GHILARZA. Lo smantellamento del laboratorio analisi dell'ospedale Delogu appare sempre di più una prospettiva concreta. In quella direzione conducono possibili manovre per trasferire la struttura al San Martino di Oristano. Il trasloco sarebbe imminente, tuttavia dovrebbe trattarsi di una situazione temporanea dettata dalla problematica situazione dell' organico. Nell’ultima conferenza sanitaria provinciale il direttore generale dell'Azienda di tutela della salute Fulvio Moirano non aveva dato indicazioni precise riguardo alla riorganizzazione della rete dei laboratori analisi, dando però ad alcuni degli amministratori presenti l’impressione che l’orientamento fosse quello di accorpare.
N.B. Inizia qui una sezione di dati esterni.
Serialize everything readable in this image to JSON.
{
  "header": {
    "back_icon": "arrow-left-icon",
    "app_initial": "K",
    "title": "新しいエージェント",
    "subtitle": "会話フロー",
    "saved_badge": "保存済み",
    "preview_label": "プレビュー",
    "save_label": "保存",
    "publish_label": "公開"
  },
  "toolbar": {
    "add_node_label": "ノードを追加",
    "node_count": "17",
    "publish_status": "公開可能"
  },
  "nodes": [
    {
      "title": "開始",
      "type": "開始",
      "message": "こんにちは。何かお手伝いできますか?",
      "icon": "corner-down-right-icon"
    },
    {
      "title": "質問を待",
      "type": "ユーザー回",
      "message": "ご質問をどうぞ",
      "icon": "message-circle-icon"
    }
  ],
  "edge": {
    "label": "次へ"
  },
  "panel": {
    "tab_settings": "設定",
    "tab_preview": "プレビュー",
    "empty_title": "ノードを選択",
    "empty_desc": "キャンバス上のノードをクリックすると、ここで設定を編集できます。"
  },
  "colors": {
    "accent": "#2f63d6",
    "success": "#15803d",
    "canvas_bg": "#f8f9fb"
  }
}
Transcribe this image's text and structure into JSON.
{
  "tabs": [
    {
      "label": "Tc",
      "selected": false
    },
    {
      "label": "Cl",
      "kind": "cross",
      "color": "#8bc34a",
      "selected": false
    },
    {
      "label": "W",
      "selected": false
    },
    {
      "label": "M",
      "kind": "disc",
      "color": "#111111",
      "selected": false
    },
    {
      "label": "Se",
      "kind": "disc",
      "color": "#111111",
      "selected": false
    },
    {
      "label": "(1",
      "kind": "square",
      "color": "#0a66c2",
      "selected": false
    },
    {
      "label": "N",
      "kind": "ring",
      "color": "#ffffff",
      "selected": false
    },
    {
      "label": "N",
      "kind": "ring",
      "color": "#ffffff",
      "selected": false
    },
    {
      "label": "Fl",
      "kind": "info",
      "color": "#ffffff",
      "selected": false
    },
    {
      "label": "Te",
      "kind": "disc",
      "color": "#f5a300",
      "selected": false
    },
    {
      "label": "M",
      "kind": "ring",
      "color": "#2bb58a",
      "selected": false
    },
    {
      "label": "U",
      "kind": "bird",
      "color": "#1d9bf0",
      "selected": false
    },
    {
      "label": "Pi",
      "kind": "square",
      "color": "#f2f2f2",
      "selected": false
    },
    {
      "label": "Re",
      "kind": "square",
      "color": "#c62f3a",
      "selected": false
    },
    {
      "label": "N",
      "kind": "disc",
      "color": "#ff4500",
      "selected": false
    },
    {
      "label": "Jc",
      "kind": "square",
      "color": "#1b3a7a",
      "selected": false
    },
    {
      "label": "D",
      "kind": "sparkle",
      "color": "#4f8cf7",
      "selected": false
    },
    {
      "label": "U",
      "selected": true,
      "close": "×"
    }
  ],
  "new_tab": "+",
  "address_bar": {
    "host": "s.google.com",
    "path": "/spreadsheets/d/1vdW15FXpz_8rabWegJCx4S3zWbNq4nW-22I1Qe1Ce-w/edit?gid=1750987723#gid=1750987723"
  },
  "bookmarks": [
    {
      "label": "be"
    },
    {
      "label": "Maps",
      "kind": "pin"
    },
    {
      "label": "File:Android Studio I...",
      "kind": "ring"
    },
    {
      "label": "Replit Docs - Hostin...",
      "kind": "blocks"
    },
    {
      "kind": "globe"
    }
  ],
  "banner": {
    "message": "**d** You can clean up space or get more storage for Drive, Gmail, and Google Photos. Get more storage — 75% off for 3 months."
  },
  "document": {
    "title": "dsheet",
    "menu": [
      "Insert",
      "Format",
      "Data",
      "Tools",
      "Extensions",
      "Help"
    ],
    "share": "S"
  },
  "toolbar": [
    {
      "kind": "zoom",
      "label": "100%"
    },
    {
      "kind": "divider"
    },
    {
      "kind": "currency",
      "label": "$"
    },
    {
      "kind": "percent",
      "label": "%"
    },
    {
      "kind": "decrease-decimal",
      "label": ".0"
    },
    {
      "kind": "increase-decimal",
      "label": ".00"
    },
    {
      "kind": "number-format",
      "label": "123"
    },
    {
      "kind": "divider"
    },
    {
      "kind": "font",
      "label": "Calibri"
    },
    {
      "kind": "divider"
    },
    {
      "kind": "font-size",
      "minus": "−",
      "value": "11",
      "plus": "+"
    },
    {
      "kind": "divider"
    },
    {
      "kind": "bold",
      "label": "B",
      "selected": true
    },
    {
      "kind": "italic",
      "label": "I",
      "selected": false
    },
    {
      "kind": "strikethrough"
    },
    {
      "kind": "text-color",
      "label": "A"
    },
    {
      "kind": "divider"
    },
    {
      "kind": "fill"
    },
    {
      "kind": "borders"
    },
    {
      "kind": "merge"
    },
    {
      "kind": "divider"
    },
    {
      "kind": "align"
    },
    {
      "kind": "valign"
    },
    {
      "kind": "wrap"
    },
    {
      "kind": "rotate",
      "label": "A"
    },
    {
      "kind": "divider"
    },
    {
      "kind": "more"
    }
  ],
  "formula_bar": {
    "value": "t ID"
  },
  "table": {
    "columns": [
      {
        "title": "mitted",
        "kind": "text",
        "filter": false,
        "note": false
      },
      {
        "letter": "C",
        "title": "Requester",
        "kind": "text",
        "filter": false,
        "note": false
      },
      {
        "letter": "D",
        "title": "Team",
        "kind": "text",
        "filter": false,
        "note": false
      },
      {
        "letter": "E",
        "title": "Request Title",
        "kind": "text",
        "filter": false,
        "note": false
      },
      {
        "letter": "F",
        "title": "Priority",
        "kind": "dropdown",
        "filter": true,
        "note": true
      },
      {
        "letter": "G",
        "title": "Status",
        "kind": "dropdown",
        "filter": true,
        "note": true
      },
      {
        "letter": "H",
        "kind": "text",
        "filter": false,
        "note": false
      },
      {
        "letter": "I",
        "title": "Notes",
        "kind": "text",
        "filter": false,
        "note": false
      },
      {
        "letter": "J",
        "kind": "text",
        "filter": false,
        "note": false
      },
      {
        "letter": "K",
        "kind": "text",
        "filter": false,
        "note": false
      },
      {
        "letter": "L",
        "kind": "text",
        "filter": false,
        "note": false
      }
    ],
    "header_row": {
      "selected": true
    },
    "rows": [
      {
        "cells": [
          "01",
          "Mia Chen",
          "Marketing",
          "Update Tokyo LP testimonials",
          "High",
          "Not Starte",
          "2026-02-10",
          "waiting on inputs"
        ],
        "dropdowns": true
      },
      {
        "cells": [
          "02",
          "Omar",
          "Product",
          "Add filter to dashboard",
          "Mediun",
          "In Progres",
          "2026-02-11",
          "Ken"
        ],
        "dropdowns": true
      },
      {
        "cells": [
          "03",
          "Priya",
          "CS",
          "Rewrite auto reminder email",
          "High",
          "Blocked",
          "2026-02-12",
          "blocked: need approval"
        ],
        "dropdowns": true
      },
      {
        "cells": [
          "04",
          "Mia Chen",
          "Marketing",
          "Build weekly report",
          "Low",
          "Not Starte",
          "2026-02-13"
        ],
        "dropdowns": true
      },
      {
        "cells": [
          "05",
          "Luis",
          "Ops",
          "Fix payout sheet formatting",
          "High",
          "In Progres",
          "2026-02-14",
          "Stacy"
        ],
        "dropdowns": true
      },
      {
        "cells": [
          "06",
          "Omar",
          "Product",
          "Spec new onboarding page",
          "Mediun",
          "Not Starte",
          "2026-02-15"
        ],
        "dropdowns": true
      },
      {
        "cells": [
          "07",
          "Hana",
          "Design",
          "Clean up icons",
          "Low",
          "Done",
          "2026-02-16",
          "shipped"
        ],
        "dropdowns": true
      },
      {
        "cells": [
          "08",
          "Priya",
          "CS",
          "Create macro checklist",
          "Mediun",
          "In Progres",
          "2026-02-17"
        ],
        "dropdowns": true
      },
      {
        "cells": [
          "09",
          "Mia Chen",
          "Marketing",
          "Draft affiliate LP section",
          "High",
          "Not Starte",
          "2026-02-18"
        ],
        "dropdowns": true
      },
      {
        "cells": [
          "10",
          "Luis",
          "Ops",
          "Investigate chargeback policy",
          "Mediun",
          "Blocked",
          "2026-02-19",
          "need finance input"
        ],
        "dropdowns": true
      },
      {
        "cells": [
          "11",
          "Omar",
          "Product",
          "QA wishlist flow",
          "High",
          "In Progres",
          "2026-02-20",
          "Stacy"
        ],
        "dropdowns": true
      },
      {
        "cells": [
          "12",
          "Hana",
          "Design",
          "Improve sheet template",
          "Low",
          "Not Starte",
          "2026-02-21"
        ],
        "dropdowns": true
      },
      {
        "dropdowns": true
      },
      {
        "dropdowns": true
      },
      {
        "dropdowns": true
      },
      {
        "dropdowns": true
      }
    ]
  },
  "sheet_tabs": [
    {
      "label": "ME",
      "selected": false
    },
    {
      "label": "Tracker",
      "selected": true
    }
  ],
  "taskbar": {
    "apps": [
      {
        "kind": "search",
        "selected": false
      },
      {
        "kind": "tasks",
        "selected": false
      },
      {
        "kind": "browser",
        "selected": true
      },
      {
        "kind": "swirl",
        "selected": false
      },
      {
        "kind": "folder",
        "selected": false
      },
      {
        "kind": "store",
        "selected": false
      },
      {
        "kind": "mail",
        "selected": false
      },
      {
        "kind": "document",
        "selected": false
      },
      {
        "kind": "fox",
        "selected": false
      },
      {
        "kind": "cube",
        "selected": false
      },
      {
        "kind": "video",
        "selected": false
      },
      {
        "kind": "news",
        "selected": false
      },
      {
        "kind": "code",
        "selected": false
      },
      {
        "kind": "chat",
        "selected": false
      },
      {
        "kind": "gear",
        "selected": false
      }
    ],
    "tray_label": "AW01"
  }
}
E le manovre in corso nei due presidi sanitari dell’Oristanese porterebbero in quella direzione. Le ragioni sarebbero legate alla carenza di medici e di tecnici biologi del nosocomio ghilarzese, alla quale finora non è stato posto rimedio con nuove assunzioni. Ma in ballo ci sarebbe anche la questione del risparmio. Su questo punto non mancano le obiezioni, fondate sul dato nazionale del costo medio legato al funzionamento dei laboratori analisi nelle strutture pubbliche italiane, che corrisponde al 3 per cento della spesa sanitaria complessiva. Da questo tetto andrebbero poi detratti i costi legati al servizio di trasporto per la consegna delle provette dal centro prelievi di Ghilarza e dalle strutture territoriali di Samugheo, Busachi e Cuglieri. Solo nel presidio sanitario locale vengono effettuati in media dai 300 ai 350 prelievi settimanali e molti temono tempi d'attesa più lunghi con un eventuale trasferimento a Oristano del servizio di analisi e di refertazione. Attività che al Delogu è svolta per ventiquattr’ore al giorno, benché nella fascia notturna le urgenze siano garantite con la sola pronta reperibilità dei tecnici. Il centro prelievi continuerebbe a funzionare all'interno del presidio ghilarzese ma non per tutti questo sembra essere un elemento di garanzia relativamente ai tempi di consegna dei referti. Oltre alle esigenze dell'utenza esterna, che conta alcune decine di migliaia di unità distribuite nei territori del Barigadu, del Guilcer e del Marghine, c’è anche da considerare l’attività del servizio dialisi e del reparto di medicina, che a quel punto dovrebbe appoggiarsi notte e giorno a un servizio-navetta. I cittadini non si sentono rassicurati dal fatto che il centro prelievi continuerà
a funzionare al Delogu, né dalla prospettiva che un possibile trasferimento avrebbe carattere temporaneo. Ma l'utenza potrebbe avere più di un motivo di preoccupazione, dato che si prospetta anche il ridimensionamento dell'attività di Radiologia.